窪田議員(日本共産党)が、細川慎一議員の議員資格を問う「資格決定要求書」を提出し、議会運営委員会で明日(3月30日)午後の本会議で、「細川慎一議員の覚醒剤所持・使用等に関する特別委員会」に付託されることが決まりました。
公職選挙法10条1項5号、9条2項によれば、「引き続き三箇月以上市町村の区域内に住所を有すること」が市町村議会議員の立候補の要件の一つとされています。
これは、市町村議会議員は、地域住民の代表として、地元の実状をよく知り、地域に密着した政治を行ってもらわなければならない、という考えに基づいています。
また、地方自治法は第127条1項で「普通地方公共団体の議会の議員が被選挙権を有しない者であるとき……は、その職を失う。」そして「議会がこれを決定する。この場合においては、出席議員の三分の二以上の多数によりこれを決定しなければならない。」として、現職の市町村会議員の被選挙権の有無については議会が決定することになっています。
最高裁判例でも「その者がいったん議員としての身分を取得した後においては、右の者の被選挙権の有無については、議員の失職について定める地方自治法127条により、議会がこれを決定すべきことになる。
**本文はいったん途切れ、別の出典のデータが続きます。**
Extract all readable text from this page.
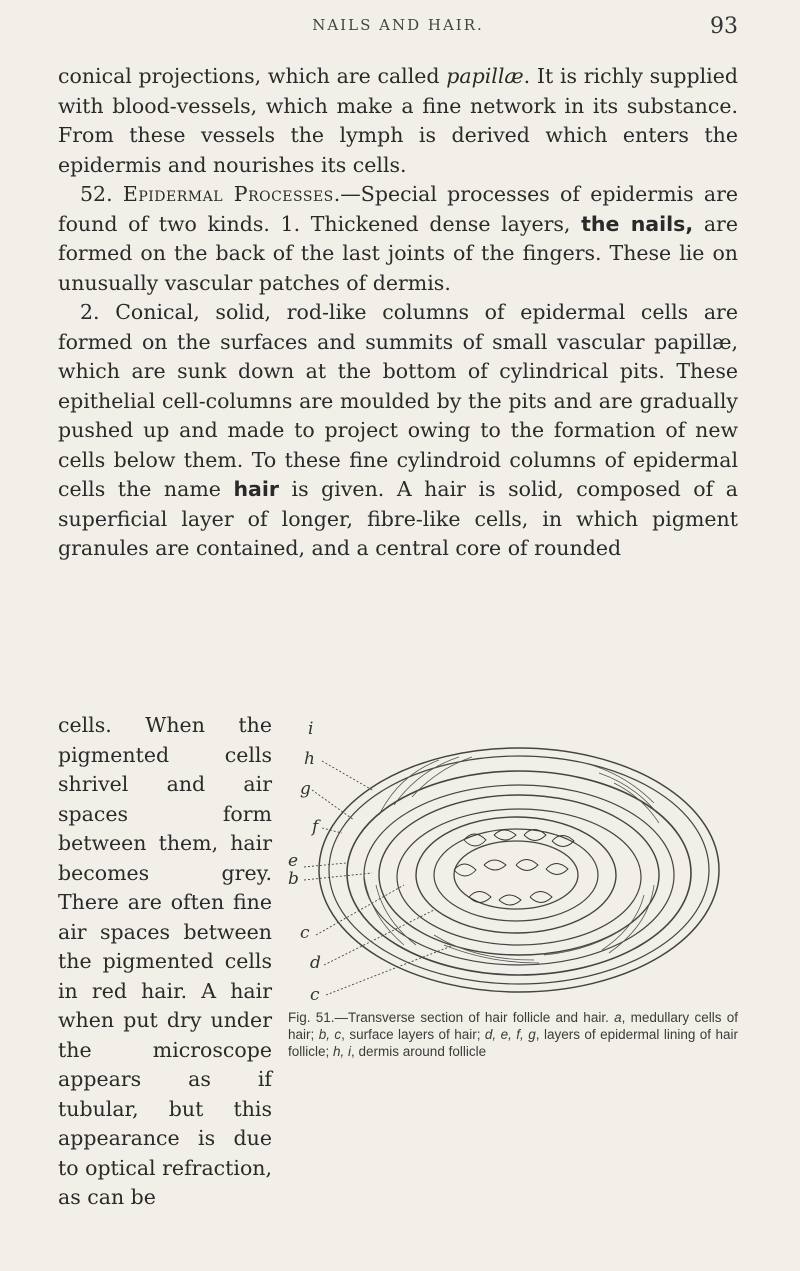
NAILS AND HAIR.	93

conical projections, which are called papillæ. It is richly supplied with blood-vessels, which make a fine network in its substance. From these vessels the lymph is derived which enters the epidermis and nourishes its cells.

52. Epidermal Processes.—Special processes of epidermis are found of two kinds. 1. Thickened dense layers, the nails, are formed on the back of the last joints of the fingers. These lie on unusually vascular patches of dermis.

2. Conical, solid, rod-like columns of epidermal cells are formed on the surfaces and summits of small vascular papillæ, which are sunk down at the bottom of cylindrical pits. These epithelial cell-columns are moulded by the pits and are gradually pushed up and made to project owing to the formation of new cells below them. To these fine cylindroid columns of epidermal cells the name hair is given. A hair is solid, composed of a superficial layer of longer, fibre-like cells, in which pigment granules are contained, and a central core of rounded

cells. When the pigmented cells shrivel and air spaces form between them, hair becomes grey. There are often fine air spaces between the pigmented cells in red hair. A hair when put dry under the microscope appears as if tubular, but this appearance is due to optical refraction, as can be
i
h
g
e
f
b
c
d
c
Fig. 51.—Transverse section of hair follicle and hair. a, medullary cells of hair; b, c, surface layers of hair; d, e, f, g, layers of epidermal lining of hair follicle; h, i, dermis around follicle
」としています。
現職市町村議員の被選挙権の要素の一つに「区域内の住所」があり、最高裁判例では「市町村議員は市町村の区域内に住所を有しなくなったときは、その職を失う」となっています。
「区域内の住所」は住民票が置いてあればいいのか。
これも、最高裁判例では、「住所とは、生活の本拠、すなわち、その者の生活に最も関係の深い一般的生活、全生活の中心を指すものであり、一定の場所がある者の住所であるか否かは、客観的に生活の本拠たる実体を具備しているか否かにより決すべきものと解するのが相当である」としています。
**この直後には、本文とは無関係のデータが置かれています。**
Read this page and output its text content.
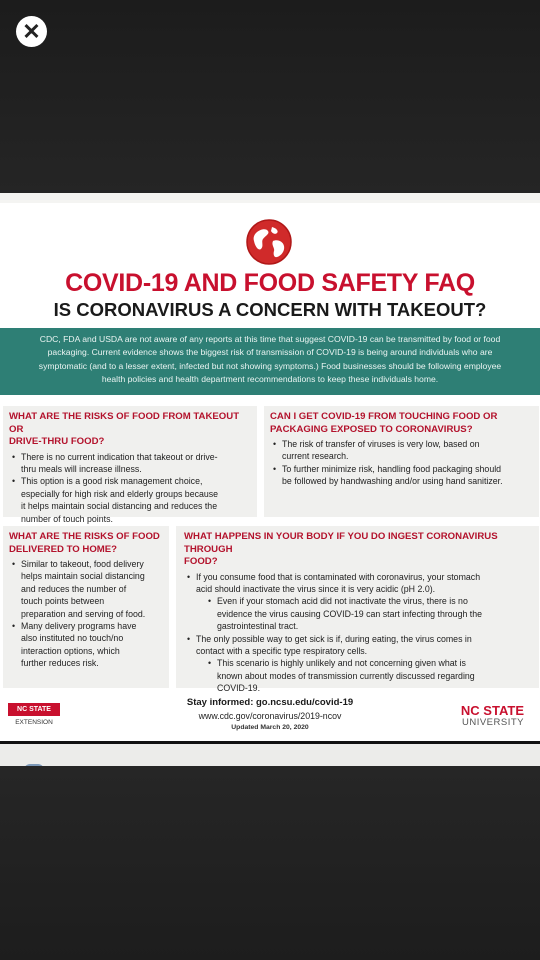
✕
COVID-19 AND FOOD SAFETY FAQ
IS CORONAVIRUS A CONCERN WITH TAKEOUT?
CDC, FDA and USDA are not aware of any reports at this time that suggest COVID-19 can be transmitted by food or food
packaging. Current evidence shows the biggest risk of transmission of COVID-19 is being around individuals who are
symptomatic (and to a lesser extent, infected but not showing symptoms.) Food businesses should be following employee
health policies and health department recommendations to keep these individuals home.
WHAT ARE THE RISKS OF FOOD FROM TAKEOUT OR
DRIVE-THRU FOOD?
• There is no current indication that takeout or drive-
thru meals will increase illness.
• This option is a good risk management choice,
especially for high risk and elderly groups because
it helps maintain social distancing and reduces the
number of touch points.
CAN I GET COVID-19 FROM TOUCHING FOOD OR
PACKAGING EXPOSED TO CORONAVIRUS?
• The risk of transfer of viruses is very low, based on
current research.
• To further minimize risk, handling food packaging should
be followed by handwashing and/or using hand sanitizer.
WHAT ARE THE RISKS OF FOOD
DELIVERED TO HOME?
• Similar to takeout, food delivery
helps maintain social distancing
and reduces the number of
touch points between
preparation and serving of food.
• Many delivery programs have
also instituted no touch/no
interaction options, which
further reduces risk.
WHAT HAPPENS IN YOUR BODY IF YOU DO INGEST CORONAVIRUS THROUGH
FOOD?
• If you consume food that is contaminated with coronavirus, your stomach
acid should inactivate the virus since it is very acidic (pH 2.0).
• Even if your stomach acid did not inactivate the virus, there is no
evidence the virus causing COVID-19 can start infecting through the
gastrointestinal tract.
• The only possible way to get sick is if, during eating, the virus comes in
contact with a specific type respiratory cells.
• This scenario is highly unlikely and not concerning given what is
known about modes of transmission currently discussed regarding
COVID-19.
NC STATE
EXTENSION
Stay informed: go.ncsu.edu/covid-19
www.cdc.gov/coronavirus/2019-ncov
Updated March 20, 2020
NC STATE
UNIVERSITY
今回、細川慎一議員は2月16日に逮捕勾留され、2月29日には住所として届け出ている葉山町堀内1448-1の住居は引き払われ、3月15日には、その住居としていたテラスハウスは入居者募集の広告が出され、葉山町内での生活根拠がなくなっていました。
その後、細川慎一議員は覚醒剤所持で起訴され、3月10日に保釈されましたが、以後、本日まで葉山町町内に細川慎一議員の生活実態は確認されていませんでした。
まず、3月15日には、住民基本台帳法第23条の「転居をした日から14日以内に、……市町村長に届け出なければならない。」に違反しています。これは法律を遵守しなければならない議員としてあってはならないことです。
そして、3月24日に覚せい剤使用で追起訴され、その際のマスコミ報道で、細川慎一議員の住居が「横浜市泉区」と明らかになりました。これは、保釈申請の際に裁判所で許可された制限住居であろうと思われますが、生活実態を横浜市泉区に置いたことになります。
公職選挙法で言う「市町村の区域内に住所を有すること」は、住所の届出をしていればいいだけでなく、生活実態が求められます。
生活実態とは、判例では「選挙の場合には,民法上の住所要件,いわゆる生活の本拠地と定義づけされているような状況で,実際に生活をしているところであり,判断基準は,まず1番目に起居,寝起きする場所,2番目に家族の同居の事実等,夫婦,親子関係,家計の問題,3番目に事業所,勤務関係,所得関係。4番目として資産の所在,納税関係,戸籍関係,5番目に社交儀礼,生活関連というようなことで,その事実を見きわめ総合的に判断すべきものである」ということです。
細川慎一議員にあてはめると、3月10日以降、住民票の移動を行っていなくても、葉山町堀内1448-1に居住できる条件が無く、生活実態を横浜市泉区に移転したことになります。
保釈の指定条件として、制限住居が定められますが、保釈後は、被告人は、指定された制限住居に住まなくてはなりません。今まで生活していた自宅が指定されることが多いですが、監督者がいる親元の実家が指定されることもあります。
つまり、保釈申請の際に、町議会議員を続ける意思があれば、あらゆる方策を駆使しても、葉山町内に身元引受人を探し、葉山町内に制限住居を申請すべきであるにも拘らず、細川慎一議員は、横浜市泉区を制限住居としました。
仮に、今後、葉山町内に制限住居を移転しても、なぜ、3月10日の保釈時から、葉山町内を制限住居としなかったのか。町議会議員として住民のために働き続けたいと思うのなら、あくまでも保釈時に制限住居を葉山町内に指定されるようにこだわるべきでした。
以上のことから、細川慎一議員は3月1日に、実質「住所不定」となり、3月10日の保釈時に横浜市泉区へ生活の根拠となる住居を移したと認められ、細川慎一議員は、3月10日に議員たる被選挙権を失っています。
今後は、「特別委員会」で調査を進め、本人の弁明の機会を与え、4月7日に予定している本会議で出席議員の3分の2の賛成で「資格を有しない」となれば、細川慎一議員は失職することになります。